At 30 years old, eBay is a titan of e-commerce. While the company has undergone many transformations over the years, competition in the market has certainly increased. Yet, eBay remains the fourth-biggest platform for third-party gross sales volume in the world, harking back to its beginnings as an auction site where anybody could sell their private belongings or merchandise.
The company also remains the third-biggest e-commerce player in the United States by first and third-party merchandise volume combined (after Amazon and Walmart) and also the tenth-biggest in the world in this category, accoding to ECDB. While Amazon remains the biggest overall seller globally at $790 billion of gross merchandise volume, most third-party sales are done by Chinese companies Taobao by Alibaba ($542 billion) as well as social video sites Douyin's and Kuaishou's marketplaces, making eBay the biggest non-Chinese third-party seller in the world.

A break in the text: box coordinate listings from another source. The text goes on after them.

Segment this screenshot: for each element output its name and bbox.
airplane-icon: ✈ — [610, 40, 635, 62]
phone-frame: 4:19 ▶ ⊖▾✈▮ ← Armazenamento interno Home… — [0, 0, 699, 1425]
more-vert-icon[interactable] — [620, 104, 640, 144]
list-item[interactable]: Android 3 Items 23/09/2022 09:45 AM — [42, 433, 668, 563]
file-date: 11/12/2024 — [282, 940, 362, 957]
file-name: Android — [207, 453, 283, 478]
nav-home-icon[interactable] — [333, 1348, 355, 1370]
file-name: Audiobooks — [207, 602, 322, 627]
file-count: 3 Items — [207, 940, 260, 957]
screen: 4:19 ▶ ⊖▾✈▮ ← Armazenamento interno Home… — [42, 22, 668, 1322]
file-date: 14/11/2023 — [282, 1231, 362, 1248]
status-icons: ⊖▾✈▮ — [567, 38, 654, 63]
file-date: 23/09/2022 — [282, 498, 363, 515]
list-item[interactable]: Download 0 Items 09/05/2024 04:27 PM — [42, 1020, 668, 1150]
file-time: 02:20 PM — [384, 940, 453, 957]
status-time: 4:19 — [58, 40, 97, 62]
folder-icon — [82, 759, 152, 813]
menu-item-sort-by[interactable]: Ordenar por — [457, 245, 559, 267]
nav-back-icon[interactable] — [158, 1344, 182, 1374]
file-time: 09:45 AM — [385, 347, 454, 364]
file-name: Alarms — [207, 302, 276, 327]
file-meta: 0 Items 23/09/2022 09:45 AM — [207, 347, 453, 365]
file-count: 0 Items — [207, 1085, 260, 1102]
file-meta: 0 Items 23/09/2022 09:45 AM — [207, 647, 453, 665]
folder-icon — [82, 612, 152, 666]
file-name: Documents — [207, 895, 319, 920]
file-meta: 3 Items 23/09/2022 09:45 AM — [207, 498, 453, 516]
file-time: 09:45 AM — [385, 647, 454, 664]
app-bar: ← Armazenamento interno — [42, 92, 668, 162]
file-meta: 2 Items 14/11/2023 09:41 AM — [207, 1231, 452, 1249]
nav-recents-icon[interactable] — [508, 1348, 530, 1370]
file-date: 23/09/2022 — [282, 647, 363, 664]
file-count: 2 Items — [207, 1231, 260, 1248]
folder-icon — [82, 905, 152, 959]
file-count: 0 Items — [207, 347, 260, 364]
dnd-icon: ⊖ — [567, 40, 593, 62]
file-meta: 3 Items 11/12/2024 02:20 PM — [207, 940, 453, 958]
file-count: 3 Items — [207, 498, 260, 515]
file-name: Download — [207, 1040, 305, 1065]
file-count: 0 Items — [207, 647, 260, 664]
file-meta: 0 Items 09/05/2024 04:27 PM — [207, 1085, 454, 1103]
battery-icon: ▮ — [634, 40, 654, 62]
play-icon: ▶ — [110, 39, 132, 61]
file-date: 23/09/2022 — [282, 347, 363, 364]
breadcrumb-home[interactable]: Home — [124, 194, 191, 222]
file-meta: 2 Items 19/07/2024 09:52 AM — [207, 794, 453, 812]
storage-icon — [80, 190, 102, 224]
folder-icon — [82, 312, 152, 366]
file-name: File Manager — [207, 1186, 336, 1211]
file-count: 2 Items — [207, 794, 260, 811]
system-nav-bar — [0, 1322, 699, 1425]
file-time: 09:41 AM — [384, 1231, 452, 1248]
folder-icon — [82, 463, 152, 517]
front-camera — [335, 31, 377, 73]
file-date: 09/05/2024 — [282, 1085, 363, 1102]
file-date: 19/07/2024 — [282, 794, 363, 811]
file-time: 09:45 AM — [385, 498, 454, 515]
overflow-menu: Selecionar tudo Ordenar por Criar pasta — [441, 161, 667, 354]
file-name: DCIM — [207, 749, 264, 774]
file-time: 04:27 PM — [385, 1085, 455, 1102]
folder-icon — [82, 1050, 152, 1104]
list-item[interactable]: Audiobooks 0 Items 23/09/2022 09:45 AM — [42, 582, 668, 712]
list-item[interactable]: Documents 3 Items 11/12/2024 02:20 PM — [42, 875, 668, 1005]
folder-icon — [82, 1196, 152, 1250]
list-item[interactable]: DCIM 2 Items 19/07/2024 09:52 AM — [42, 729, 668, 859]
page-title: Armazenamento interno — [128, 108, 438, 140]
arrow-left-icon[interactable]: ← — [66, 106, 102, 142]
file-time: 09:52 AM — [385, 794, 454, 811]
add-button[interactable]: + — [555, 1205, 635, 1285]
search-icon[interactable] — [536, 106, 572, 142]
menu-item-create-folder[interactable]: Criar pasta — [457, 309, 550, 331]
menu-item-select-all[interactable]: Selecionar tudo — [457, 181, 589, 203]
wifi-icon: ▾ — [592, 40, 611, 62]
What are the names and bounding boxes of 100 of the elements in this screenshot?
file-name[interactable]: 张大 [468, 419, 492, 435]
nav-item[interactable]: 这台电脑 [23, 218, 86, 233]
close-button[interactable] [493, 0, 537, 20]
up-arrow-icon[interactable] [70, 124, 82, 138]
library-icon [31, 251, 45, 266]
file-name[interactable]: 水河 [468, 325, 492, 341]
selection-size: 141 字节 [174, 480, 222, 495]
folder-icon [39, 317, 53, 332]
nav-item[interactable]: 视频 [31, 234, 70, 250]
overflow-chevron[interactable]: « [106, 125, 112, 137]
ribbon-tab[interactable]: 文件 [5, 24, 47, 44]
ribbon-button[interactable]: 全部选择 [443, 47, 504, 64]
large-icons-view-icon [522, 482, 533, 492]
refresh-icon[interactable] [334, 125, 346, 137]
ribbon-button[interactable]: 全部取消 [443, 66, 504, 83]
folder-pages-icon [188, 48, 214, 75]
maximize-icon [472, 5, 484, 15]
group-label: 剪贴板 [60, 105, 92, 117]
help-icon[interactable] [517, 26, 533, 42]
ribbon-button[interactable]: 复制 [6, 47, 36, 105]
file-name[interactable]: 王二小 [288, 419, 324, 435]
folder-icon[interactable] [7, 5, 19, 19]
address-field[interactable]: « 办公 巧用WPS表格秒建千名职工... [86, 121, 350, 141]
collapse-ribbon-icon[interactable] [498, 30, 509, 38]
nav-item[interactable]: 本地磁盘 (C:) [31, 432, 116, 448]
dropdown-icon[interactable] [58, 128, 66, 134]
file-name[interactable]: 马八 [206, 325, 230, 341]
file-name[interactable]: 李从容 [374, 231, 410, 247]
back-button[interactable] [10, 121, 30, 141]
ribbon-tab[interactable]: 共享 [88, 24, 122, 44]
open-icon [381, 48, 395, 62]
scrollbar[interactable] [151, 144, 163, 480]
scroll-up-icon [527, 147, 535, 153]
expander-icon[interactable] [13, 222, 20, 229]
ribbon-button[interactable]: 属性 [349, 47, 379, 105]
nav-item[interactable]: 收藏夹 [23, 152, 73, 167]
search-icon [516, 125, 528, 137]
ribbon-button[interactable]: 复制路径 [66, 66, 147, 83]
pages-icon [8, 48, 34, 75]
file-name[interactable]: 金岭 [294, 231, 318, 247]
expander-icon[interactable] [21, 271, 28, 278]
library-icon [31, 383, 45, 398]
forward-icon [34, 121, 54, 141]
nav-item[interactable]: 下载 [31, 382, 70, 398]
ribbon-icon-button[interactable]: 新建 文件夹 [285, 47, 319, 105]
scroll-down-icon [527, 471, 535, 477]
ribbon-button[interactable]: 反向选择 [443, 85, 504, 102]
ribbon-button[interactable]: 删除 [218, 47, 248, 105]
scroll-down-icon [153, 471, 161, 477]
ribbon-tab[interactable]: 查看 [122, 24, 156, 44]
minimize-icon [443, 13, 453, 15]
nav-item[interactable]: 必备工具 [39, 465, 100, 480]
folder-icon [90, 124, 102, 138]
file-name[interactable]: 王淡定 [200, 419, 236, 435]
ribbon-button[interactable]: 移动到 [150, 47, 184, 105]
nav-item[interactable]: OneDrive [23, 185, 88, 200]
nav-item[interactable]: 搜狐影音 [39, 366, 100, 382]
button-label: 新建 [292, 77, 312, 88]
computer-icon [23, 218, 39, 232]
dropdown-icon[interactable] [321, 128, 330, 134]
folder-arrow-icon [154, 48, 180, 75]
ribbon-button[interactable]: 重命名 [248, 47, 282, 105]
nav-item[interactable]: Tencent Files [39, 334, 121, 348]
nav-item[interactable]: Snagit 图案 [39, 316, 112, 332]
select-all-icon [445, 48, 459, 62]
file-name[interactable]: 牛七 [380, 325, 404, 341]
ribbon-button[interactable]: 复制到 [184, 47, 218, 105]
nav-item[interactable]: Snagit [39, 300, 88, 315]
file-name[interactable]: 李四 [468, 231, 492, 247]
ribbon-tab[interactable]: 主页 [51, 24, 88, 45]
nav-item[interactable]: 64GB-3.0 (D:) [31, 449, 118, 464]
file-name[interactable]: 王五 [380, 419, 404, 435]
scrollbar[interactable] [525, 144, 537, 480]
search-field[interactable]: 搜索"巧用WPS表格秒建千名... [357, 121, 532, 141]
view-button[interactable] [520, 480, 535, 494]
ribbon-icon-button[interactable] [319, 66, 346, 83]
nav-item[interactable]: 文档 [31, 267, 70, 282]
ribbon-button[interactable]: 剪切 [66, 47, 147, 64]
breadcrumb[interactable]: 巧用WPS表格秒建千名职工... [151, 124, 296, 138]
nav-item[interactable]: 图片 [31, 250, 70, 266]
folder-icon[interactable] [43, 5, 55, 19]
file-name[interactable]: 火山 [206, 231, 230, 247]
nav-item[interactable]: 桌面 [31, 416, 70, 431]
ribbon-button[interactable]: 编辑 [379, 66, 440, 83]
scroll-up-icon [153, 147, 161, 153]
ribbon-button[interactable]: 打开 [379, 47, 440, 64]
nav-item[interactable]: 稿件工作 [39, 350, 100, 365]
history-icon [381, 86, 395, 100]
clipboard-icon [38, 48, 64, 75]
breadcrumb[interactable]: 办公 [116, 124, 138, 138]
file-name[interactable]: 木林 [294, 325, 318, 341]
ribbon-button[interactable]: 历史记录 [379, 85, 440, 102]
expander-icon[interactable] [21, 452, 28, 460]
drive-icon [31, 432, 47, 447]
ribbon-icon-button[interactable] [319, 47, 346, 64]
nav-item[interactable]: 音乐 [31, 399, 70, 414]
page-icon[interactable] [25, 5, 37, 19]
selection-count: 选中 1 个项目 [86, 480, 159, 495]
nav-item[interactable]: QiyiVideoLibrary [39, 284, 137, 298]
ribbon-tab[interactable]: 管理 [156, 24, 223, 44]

In both overall and third-party sales, Asian players are numerous among the top 10, also including Chinese enterprises Pinduoduo, Tmall (also Alibaba) and JD for total merchandise volume. Apart from social media-based shops that have become some of the most important third-party sellers in the world, Alibaba's international arm AliExpress, internationally-focused Temu as well as South Korean site Naver, Japanese Rakuten and India's Flipkart move some of the biggest third-party merchandise volumes in the world, showing how the concept has flourished in Asian markets. The numbers also show how much more advanced social sales are in China than in the rest of the world. While Douyin's and Kuaishou's marketplaces moved more than $700 billion in third-party sales in 2024 combined, the TikTok Shop only stood at $33 billion for this metric.